Une mise à l’écart dénoncée par le MANIDEM
Cette absence a aussitôt suscité une vive réaction du Mouvement Africain pour la Nouvelle Indépendance et la Démocratie (MANIDEM), qui s’est fendu d’un communiqué au ton accusateur. Le parti affirme qu’une « pseudo-candidature » a été introduite en son nom sans son aval, avec la complicité supposée de certains membres du gouvernement. Selon le communiqué, des manipulations auraient été opérées sur le site officiel du ministère de l’Administration territoriale, modifiant les informations officielles relatives au MANIDEM afin d’écarter leur véritable candidat, Maurice Kamto.
Le parti dénonce une stratégie visant à éviter un affrontement électoral avec une figure majeure de l’opposition. Qualifiant la manœuvre de « but hors-jeu », le MANIDEM appelle le Conseil constitutionnel à se saisir de l’affaire et à rétablir la transparence du processus. Il en appelle également à la vigilance et à la mobilisation populaire, tout en exhortant les Camerounais à garder leur calme face à ce qu’il qualifie de provocation.
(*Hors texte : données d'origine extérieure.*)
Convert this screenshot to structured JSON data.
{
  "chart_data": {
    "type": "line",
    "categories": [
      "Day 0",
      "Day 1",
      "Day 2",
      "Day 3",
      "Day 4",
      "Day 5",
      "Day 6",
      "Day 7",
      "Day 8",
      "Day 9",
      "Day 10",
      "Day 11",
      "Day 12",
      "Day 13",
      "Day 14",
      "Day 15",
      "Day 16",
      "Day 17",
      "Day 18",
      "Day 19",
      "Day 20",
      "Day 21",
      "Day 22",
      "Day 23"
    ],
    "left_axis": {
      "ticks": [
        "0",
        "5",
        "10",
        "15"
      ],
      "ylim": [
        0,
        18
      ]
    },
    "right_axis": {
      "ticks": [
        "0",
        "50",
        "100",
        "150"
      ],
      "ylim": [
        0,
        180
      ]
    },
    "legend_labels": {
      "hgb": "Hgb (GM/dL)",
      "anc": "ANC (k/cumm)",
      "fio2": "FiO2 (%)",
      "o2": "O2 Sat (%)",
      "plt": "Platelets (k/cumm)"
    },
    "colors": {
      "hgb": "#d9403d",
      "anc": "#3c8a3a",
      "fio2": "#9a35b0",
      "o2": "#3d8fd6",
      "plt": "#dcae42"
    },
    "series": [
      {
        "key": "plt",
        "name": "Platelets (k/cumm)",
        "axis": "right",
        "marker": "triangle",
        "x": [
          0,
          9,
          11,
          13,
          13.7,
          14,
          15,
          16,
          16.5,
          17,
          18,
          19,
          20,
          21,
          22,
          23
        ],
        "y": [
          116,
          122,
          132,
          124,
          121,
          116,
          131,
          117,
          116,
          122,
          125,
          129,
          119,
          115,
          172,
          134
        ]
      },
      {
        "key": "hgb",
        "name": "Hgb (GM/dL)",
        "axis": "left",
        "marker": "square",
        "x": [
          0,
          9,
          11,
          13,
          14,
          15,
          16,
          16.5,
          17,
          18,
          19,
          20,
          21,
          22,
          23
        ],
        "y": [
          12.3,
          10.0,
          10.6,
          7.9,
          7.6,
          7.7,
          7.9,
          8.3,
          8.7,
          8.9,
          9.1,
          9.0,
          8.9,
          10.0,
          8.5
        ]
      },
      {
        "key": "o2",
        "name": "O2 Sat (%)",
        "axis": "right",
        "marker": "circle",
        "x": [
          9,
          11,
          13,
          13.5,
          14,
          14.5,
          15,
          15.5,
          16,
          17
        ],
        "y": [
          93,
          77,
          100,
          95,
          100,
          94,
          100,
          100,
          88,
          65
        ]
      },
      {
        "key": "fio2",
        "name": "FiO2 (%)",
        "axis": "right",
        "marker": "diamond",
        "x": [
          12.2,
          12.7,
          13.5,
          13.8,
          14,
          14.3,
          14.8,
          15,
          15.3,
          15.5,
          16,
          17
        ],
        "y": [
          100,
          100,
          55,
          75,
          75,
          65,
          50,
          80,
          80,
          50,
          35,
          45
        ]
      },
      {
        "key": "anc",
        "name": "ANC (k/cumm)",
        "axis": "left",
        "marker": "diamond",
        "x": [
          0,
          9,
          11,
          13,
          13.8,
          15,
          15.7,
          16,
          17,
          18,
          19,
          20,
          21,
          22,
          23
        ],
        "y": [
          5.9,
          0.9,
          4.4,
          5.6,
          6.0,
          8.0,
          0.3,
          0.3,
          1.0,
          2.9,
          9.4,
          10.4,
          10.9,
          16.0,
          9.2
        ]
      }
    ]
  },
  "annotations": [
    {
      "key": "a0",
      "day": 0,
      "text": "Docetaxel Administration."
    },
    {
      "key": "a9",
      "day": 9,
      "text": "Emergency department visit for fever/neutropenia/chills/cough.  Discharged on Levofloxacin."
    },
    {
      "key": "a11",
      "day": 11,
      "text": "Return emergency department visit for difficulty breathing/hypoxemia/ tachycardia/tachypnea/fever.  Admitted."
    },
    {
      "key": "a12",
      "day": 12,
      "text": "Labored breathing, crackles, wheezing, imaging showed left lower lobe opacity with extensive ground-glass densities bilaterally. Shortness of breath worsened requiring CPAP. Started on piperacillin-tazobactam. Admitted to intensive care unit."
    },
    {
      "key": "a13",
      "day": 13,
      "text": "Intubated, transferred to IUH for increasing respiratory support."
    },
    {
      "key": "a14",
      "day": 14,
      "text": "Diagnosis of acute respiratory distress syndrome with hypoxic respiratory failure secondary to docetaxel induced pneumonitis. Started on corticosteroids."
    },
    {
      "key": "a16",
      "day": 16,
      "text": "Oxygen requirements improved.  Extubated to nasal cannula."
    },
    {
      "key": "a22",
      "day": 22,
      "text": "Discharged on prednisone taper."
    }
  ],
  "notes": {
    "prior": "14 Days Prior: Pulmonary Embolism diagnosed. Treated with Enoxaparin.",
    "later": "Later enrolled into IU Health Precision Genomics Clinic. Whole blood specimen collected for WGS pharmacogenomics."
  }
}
Une campagne sous tension en perspective
Cette controverse vient assombrir une campagne électorale déjà sous haute surveillance. Alors que le pays se prépare à une élection cruciale dans un contexte marqué par des tensions politiques et sociales, la mise à l’écart de Maurice Kamto risque de raviver les clivages et d’alimenter les soupçons sur l’équité du processus. Le MANIDEM conclut son communiqué par un mot d’ordre qui en dit long sur sa détermination : « NO MAKE ERREUR ! ». Un appel à ne pas laisser passer ce qu’il considère comme un « complot contre la démocratie ». La balle est désormais dans le camp du Conseil constitutionnel, seul organe habilité à statuer sur les recours liés aux candidatures. Mais une chose est sûre : l’élection présidentielle de 2025 s’annonce déjà sous haute tension.